Paddy Srinivasan, CEO of LastPass parent company GoTo, revealed in a blog post (opens in a new tab) that attackers targeting the third-party cloud storage service shared by both companies managed to exfiltrate encrypted backups related to a number of products.
These products include Central, Pro, join.me, Hamachi, and RemotelyAnywhere.
Encryption key taken
In addition to the encrypted backups, the attackers also extracted an encryption key for “a portion” of the encrypted backups, Srinivasan added.
The data now at risk includes account usernames, salted and hashed passwords, a portion of multi-factor authentication (MFA) settings, and some product settings and license information. Credit card or bank details were not affected. Dates of birth, home addresses and Social Security numbers were also said to be safe, since GoTo does not store any of these.
Additionally, the MFA settings of a “small subset” of Rescue and GoToMyPC users have been affected. However, it was said that no encrypted databases had been taken.
While all account passwords were hacked and scrambled “in accordance with best practices,” GoTo still reset the passwords. (opens in a new tab) of affected users and asked them to reauthorize their MFA settings, where possible. The CEO also said the company is migrating affected accounts to an enhanced identity management platform to provide additional security and stronger login and authentication-based security options.
Affected customers are being contacted directly, Srinivasan confirmed.

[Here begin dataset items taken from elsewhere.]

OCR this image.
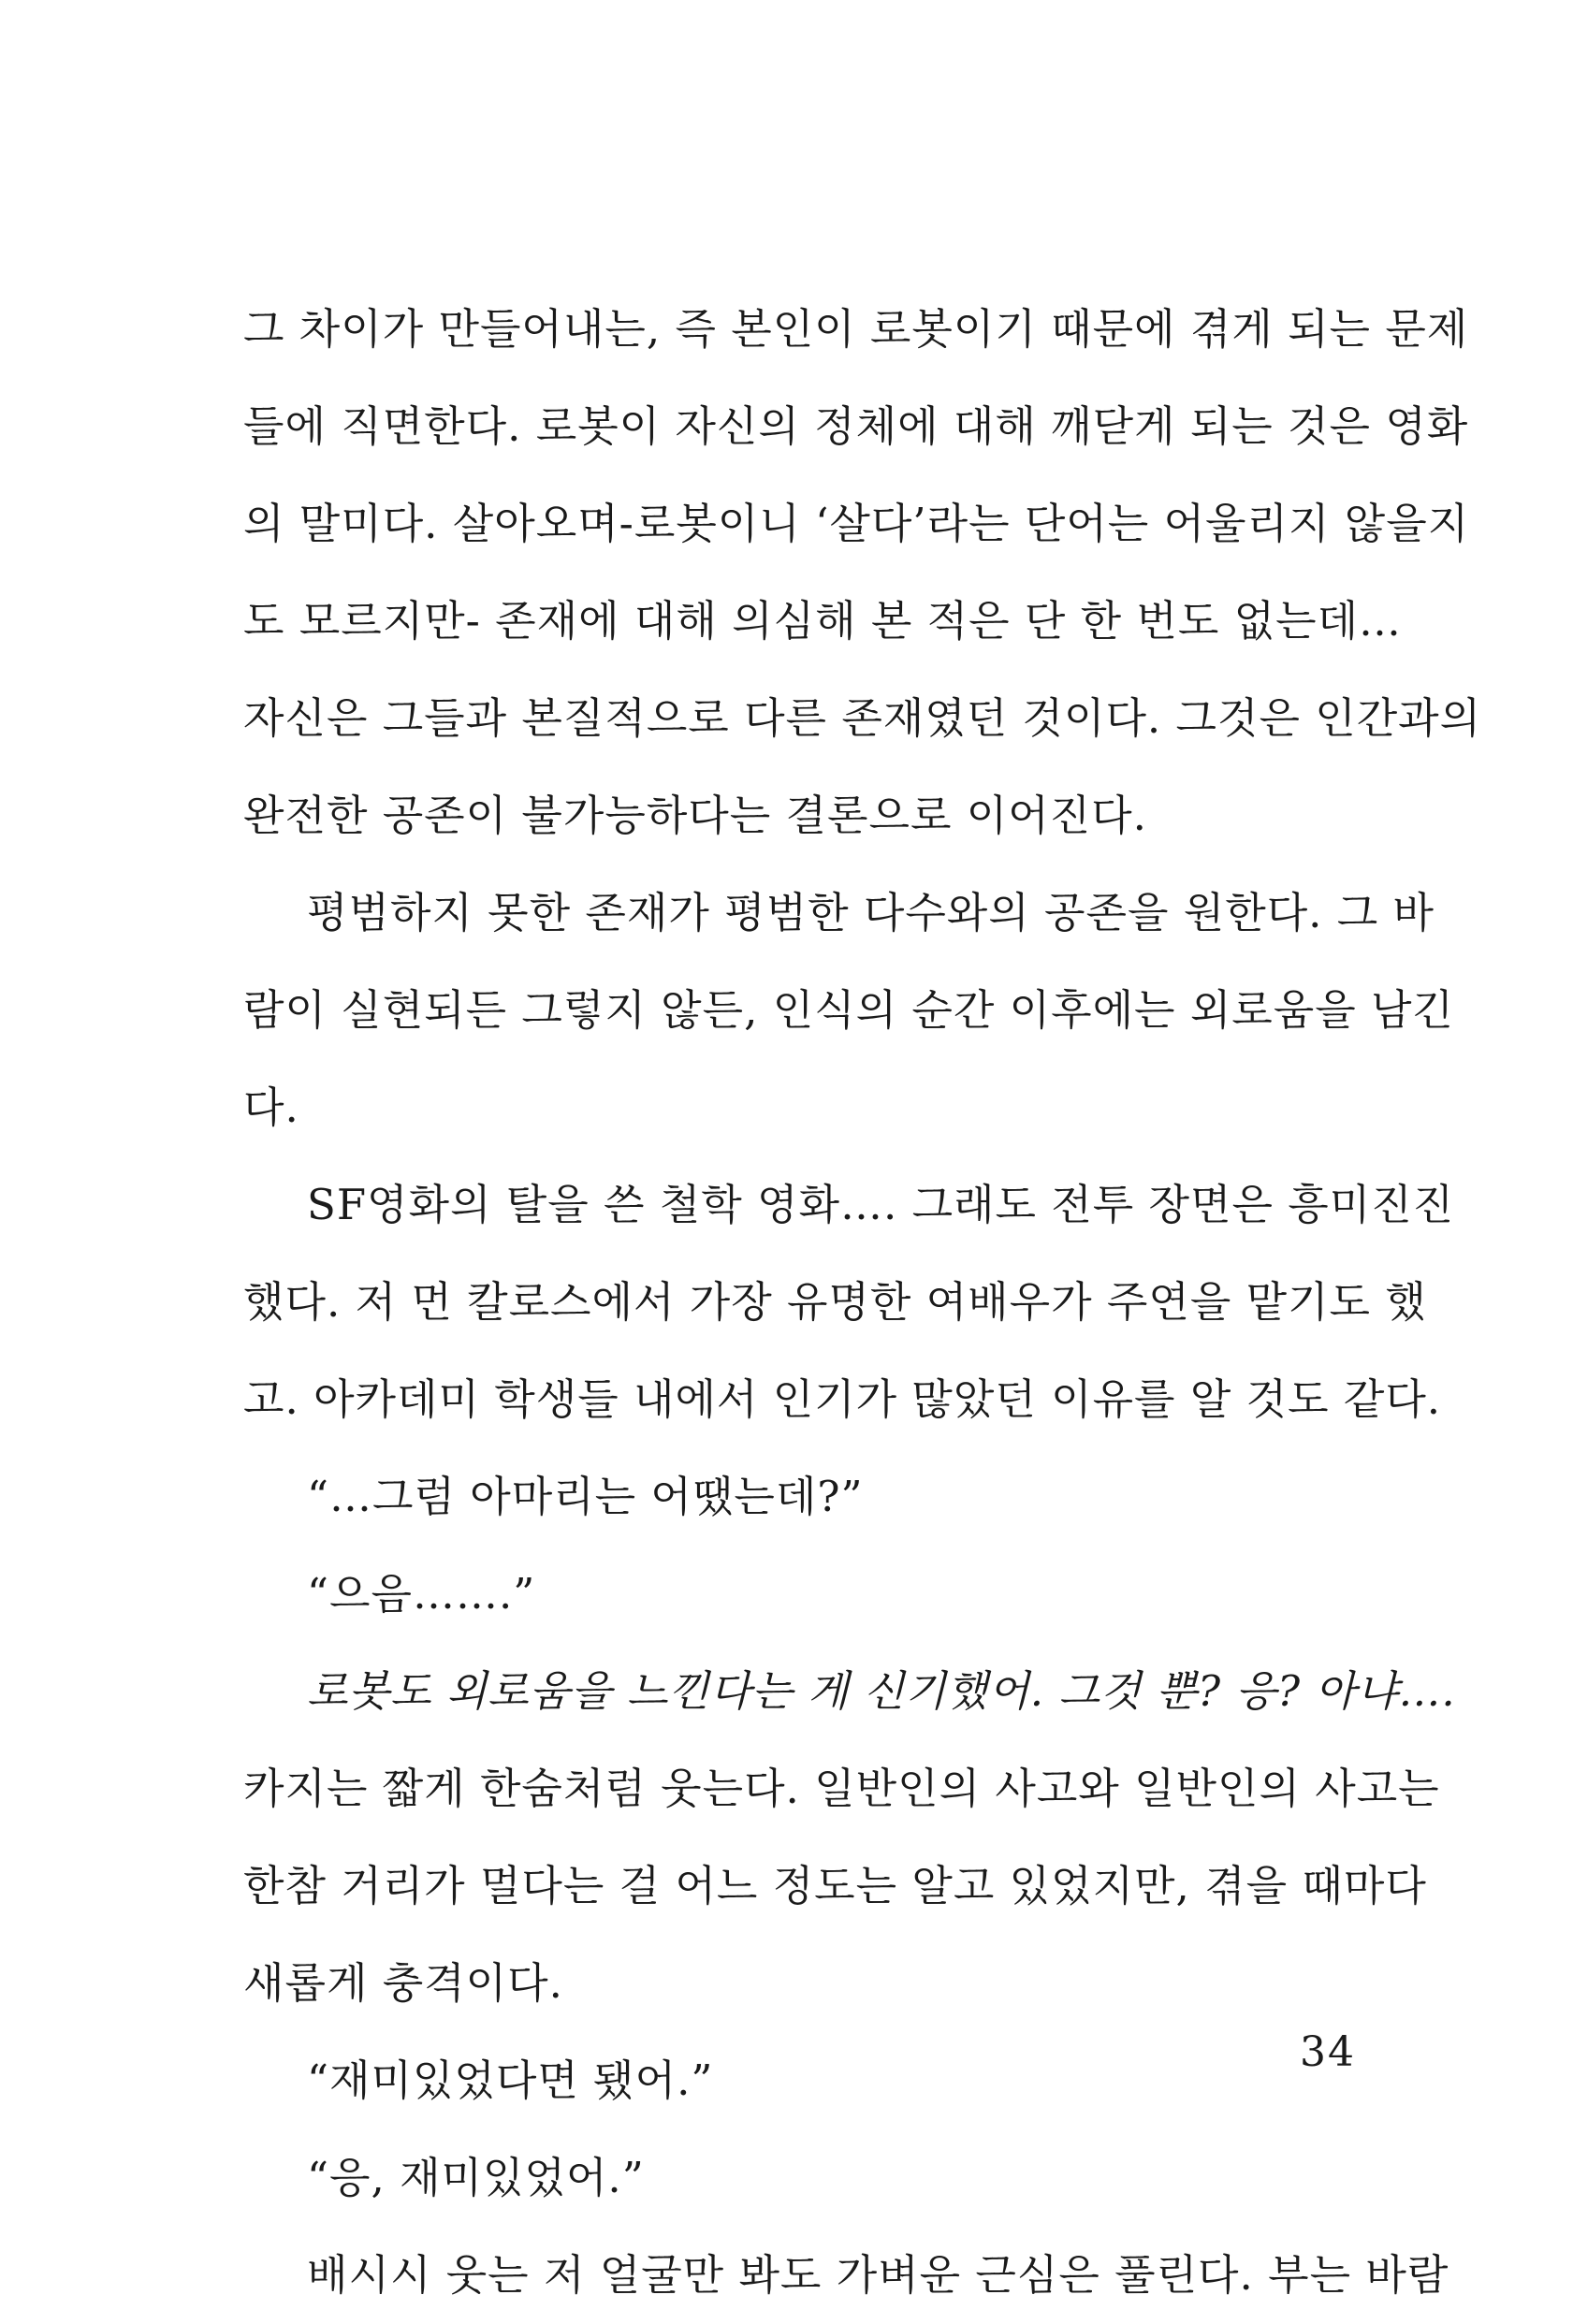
그 차이가 만들어내는, 즉 본인이 로봇이기 때문에 겪게 되는 문제
들에 직면한다. 로봇이 자신의 정체에 대해 깨닫게 되는 것은 영화
의 말미다. 살아오며-로봇이니 ‘살다’라는 단어는 어울리지 않을지
도 모르지만- 존재에 대해 의심해 본 적은 단 한 번도 없는데…
자신은 그들과 본질적으로 다른 존재였던 것이다. 그것은 인간과의
완전한 공존이 불가능하다는 결론으로 이어진다.
평범하지 못한 존재가 평범한 다수와의 공존을 원한다. 그 바
람이 실현되든 그렇지 않든, 인식의 순간 이후에는 외로움을 남긴
다.
SF영화의 탈을 쓴 철학 영화…. 그래도 전투 장면은 흥미진진
했다. 저 먼 칼로스에서 가장 유명한 여배우가 주연을 맡기도 했
고. 아카데미 학생들 내에서 인기가 많았던 이유를 알 것도 같다.
“…그럼 아마리는 어땠는데?”
“으음…….”
로봇도 외로움을 느낀다는 게 신기했어. 그것 뿐? 응? 아냐….
카지는 짧게 한숨처럼 웃는다. 일반인의 사고와 일반인의 사고는
한참 거리가 멀다는 걸 어느 정도는 알고 있었지만, 겪을 때마다
새롭게 충격이다.
“재미있었다면 됐어.”
“응, 재미있었어.”
배시시 웃는 저 얼굴만 봐도 가벼운 근심은 풀린다. 부는 바람
34
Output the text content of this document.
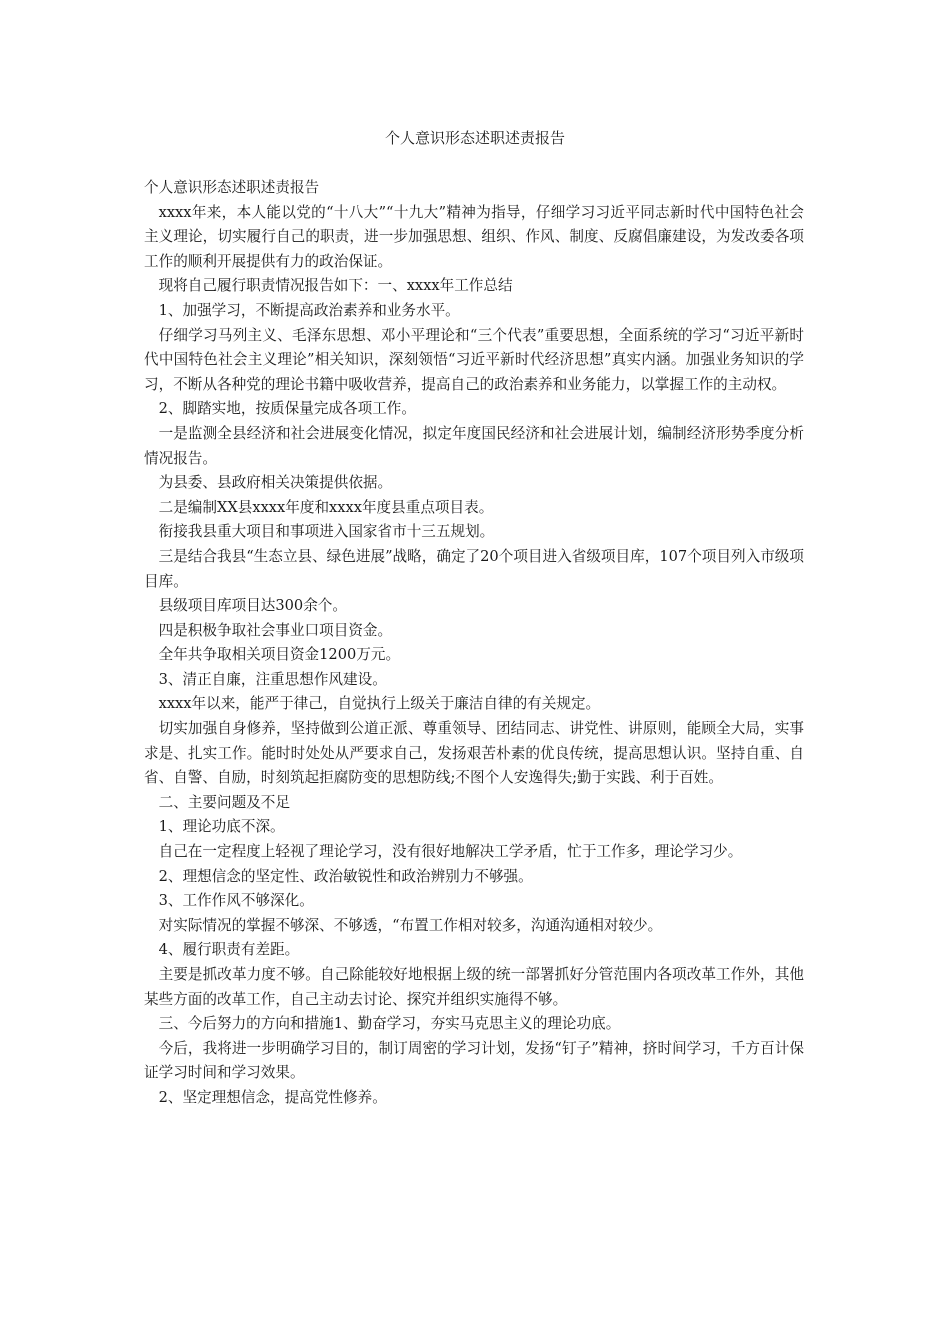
个人意识形态述职述责报告

个人意识形态述职述责报告

xxxx年来，本人能以党的“十八大”“十九大”精神为指导，仔细学习习近平同志新时代中国特色社会主义理论，切实履行自己的职责，进一步加强思想、组织、作风、制度、反腐倡廉建设，为发改委各项工作的顺利开展提供有力的政治保证。

现将自己履行职责情况报告如下：一、xxxx年工作总结

1、加强学习，不断提高政治素养和业务水平。

仔细学习马列主义、毛泽东思想、邓小平理论和“三个代表”重要思想，全面系统的学习“习近平新时代中国特色社会主义理论”相关知识，深刻领悟“习近平新时代经济思想”真实内涵。加强业务知识的学习，不断从各种党的理论书籍中吸收营养，提高自己的政治素养和业务能力，以掌握工作的主动权。

2、脚踏实地，按质保量完成各项工作。

一是监测全县经济和社会进展变化情况，拟定年度国民经济和社会进展计划，编制经济形势季度分析情况报告。

为县委、县政府相关决策提供依据。

二是编制XX县xxxx年度和xxxx年度县重点项目表。

衔接我县重大项目和事项进入国家省市十三五规划。

三是结合我县“生态立县、绿色进展”战略，确定了20个项目进入省级项目库，107个项目列入市级项目库。

县级项目库项目达300余个。

四是积极争取社会事业口项目资金。

全年共争取相关项目资金1200万元。

3、清正自廉，注重思想作风建设。

xxxx年以来，能严于律己，自觉执行上级关于廉洁自律的有关规定。

切实加强自身修养，坚持做到公道正派、尊重领导、团结同志、讲党性、讲原则，能顾全大局，实事求是、扎实工作。能时时处处从严要求自己，发扬艰苦朴素的优良传统，提高思想认识。坚持自重、自省、自警、自励，时刻筑起拒腐防变的思想防线;不图个人安逸得失;勤于实践、利于百姓。

二、主要问题及不足

1、理论功底不深。

自己在一定程度上轻视了理论学习，没有很好地解决工学矛盾，忙于工作多，理论学习少。

2、理想信念的坚定性、政治敏锐性和政治辨别力不够强。

3、工作作风不够深化。

对实际情况的掌握不够深、不够透，“布置工作相对较多，沟通沟通相对较少。

4、履行职责有差距。

主要是抓改革力度不够。自己除能较好地根据上级的统一部署抓好分管范围内各项改革工作外，其他某些方面的改革工作，自己主动去讨论、探究并组织实施得不够。

三、今后努力的方向和措施1、勤奋学习，夯实马克思主义的理论功底。

今后，我将进一步明确学习目的，制订周密的学习计划，发扬“钉子”精神，挤时间学习，千方百计保证学习时间和学习效果。

2、坚定理想信念，提高党性修养。
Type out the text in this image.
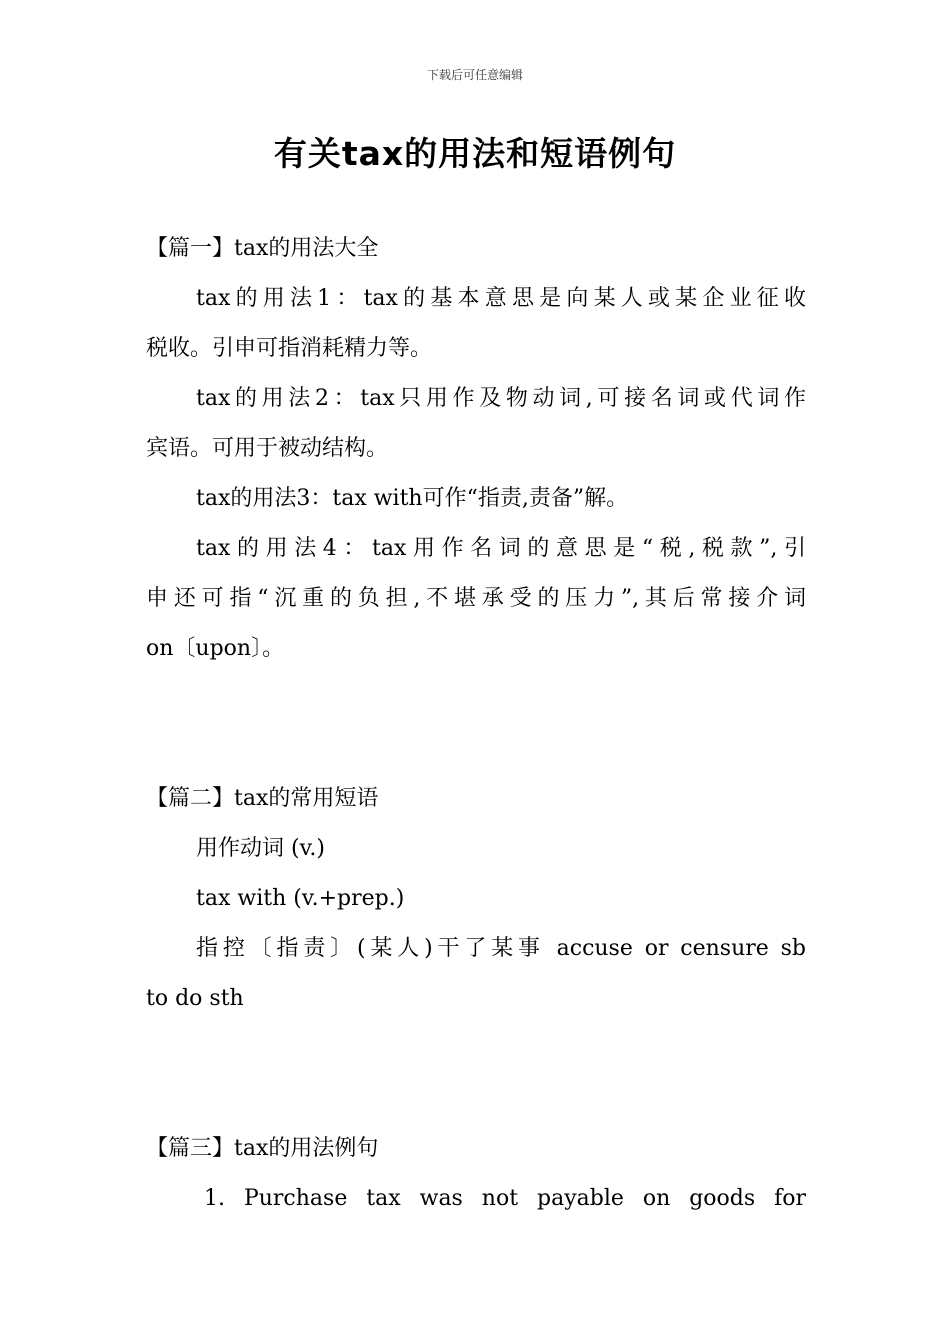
下载后可任意编辑
有关tax的用法和短语例句
【篇一】tax的用法大全
tax的用法1：tax的基本意思是向某人或某企业征收
税收。引申可指消耗精力等。
tax的用法2：tax只用作及物动词,可接名词或代词作
宾语。可用于被动结构。
tax的用法3：tax with可作“指责,责备”解。
tax的用法4：tax用作名词的意思是“税,税款”,引
申还可指“沉重的负担,不堪承受的压力”,其后常接介词
on〔upon〕。
【篇二】tax的常用短语
用作动词 (v.)
tax with (v.+prep.)
指控〔指责〕(某人)干了某事 accuse or censure sb
to do sth
【篇三】tax的用法例句
1. Purchase tax was not payable on goods for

LastPass first reported that it suffered a data breach in November 2022. An initial investigation determined that hackers managed to steal customer vaults, essentially databases containing all of their passwords. However, the vaults themselves are encrypted, which means it won’t be as easy for thieves to read their contents.
“These encrypted fields remain protected with 256-bit AES encryption and can only be decrypted with a unique encryption key derived from each user’s master password using our Zero Knowledge architecture,” said Karim Toubba, CEO of LastPass. “As a reminder, Master Password is never known by LastPass and is not stored or maintained by LastPass.”